PYD/YPG ağırlıklı SDG sözcüsü Talal Sello Reuters’e açıklama yapmış, “IŞİD’in kontrolündeki Tabka hava üssünü ele geçirdik” demiş.
Onlar mı ele geçirdi, Amerikan askerleri mi? Bu konuda bir açıklık yok.
Ne var ki, Pentagon öne çıkmak istemediği operasyonlarda, bilgilendirmeyi başkalarının üzerinden de yapabilir.
Örneğin, Amerikan deniz piyadeleri bir süre önce Rakka’nın doğusuna girdiklerinde benzer bir yöntem uygulamışlardı. İlginçtir, haberi de yine Reuters vermişti. Reuters’e açıklama yapan da Şiar Kürdi adında bir YPG komutanı olmuştu.
Tabii işin içinde Reuters de olunca Batı medyası haberi havada kapacaktı. Nitekim öyle oldu. BBC, Deutsche Welle, Amerikan’ın Sesi ve diğerleri… Hepsi, dünkü gündemlerinde başköşeyi ayırdılar SDG sözcüsü Sello’nun açıklamasına.
*
ABD’nin havadan ve karadan destek verdiği operasyon epey etkili olmuştu ki, IŞİD bile Tabka barajının çökmesinden korkuya kapılmış ve uyarıda bulunmak zorunda kalmıştı.
Amerika’nın Sesi’deki habere göre, Terör örgütü sosyal medyadan yayınladığı mesajda barajın artan hava saldırıları yüzünden çökme tehlikesiyle karşı karşıya kaldığını duyurdu.
Galiba bu da bir ilkti. Yakan, yıkan, kafa kesen IŞİD şimdi bir tehlikeye karşı uyarıda bulunuyor ve ortak tavır alıyordu.
*
Ortam, tam da PYD/YPG’nin istediği gibi gelişmelere sahne olmaya başlamıştı. Örnekse PYD lideri Salih Müslim’in açıklamasıydı.
Müslim daha fazla beklemeden, “halk arzu ettiği takdirde” Rakka’nın da “Demokratik federal Rojava sistemine” dahil edilebileceğini söyledi.
Ve bu haber de Reuters’ten geldi.
Sistem, yerinden yönetim sistemiydi. Muhtemelen arkalarında ABD vardı. Belki Rusya da destek oluyordu.

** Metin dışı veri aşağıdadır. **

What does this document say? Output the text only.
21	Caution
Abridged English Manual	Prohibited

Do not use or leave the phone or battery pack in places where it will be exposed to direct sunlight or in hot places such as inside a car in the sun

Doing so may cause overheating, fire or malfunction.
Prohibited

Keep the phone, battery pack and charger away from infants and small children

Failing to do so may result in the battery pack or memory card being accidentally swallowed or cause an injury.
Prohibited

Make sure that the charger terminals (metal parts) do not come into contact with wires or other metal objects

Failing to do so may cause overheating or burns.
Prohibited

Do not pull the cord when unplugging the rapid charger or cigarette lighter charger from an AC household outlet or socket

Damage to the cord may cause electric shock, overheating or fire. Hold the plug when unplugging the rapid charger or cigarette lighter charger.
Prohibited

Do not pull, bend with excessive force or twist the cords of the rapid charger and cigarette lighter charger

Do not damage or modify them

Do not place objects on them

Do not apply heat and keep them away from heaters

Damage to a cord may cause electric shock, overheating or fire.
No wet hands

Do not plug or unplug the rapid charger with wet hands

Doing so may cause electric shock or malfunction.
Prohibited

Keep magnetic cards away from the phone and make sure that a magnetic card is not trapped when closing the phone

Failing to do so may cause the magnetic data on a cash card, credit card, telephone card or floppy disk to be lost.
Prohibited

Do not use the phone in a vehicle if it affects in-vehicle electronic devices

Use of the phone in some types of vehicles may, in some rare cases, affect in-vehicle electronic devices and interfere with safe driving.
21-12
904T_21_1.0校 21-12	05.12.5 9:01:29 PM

Cenevre’de Suriye anayasası görüşülürken Suriyeli Kürtlerin bu konuyu gündeme getirmeleri beklenmiyor değildi. Ama Şam ne diyecekti?
Bilinen görüşlerinde bir değişiklik olmadıysa Suriye lideri Esad bu öneriyi kabul etmezdi.
*
Ne var ki, Cenevre’de iki öneri masaya getirilmiş ve tartışmaya açılmıştı. Sputnik’teki habere göre bunlardan birincisi “Suriyeli Kürtlerin bölgesel olarak ayrılması” önerisiydi.
Buna göre öneri, “sınırları belirlenerek Suriye devletiyle kesin olarak ayrılmış, Irak’taki otonom bölgeyle ya da Türkiye’deki Kürtlerle herhangi bir ilişkisi bulunmayan bir Kürt devletinin kurulmasını öngörüyordu”.
İkinci öneriyse, “Suriye’nin, gücün merkezde olduğu bir konfederasyon sistemine geçmesini” tartışmaya açıyordu. Bu da, “Kürtlerin kendi dilini, kültürünü, ifade özgürlüğünü ve yönetim birimlerini kullanabildiği bir otonomi” anlamına geliyordu.
*
Suriye sınırının hemen ardında planlar, projeler hazırlanmış da uygulamaya geçilmesi için düğmeye basılması bekleniyormuş gibi bir durum var.
Galiba zurnanın zırt diyeceği noktaya yaklaşıyoruz.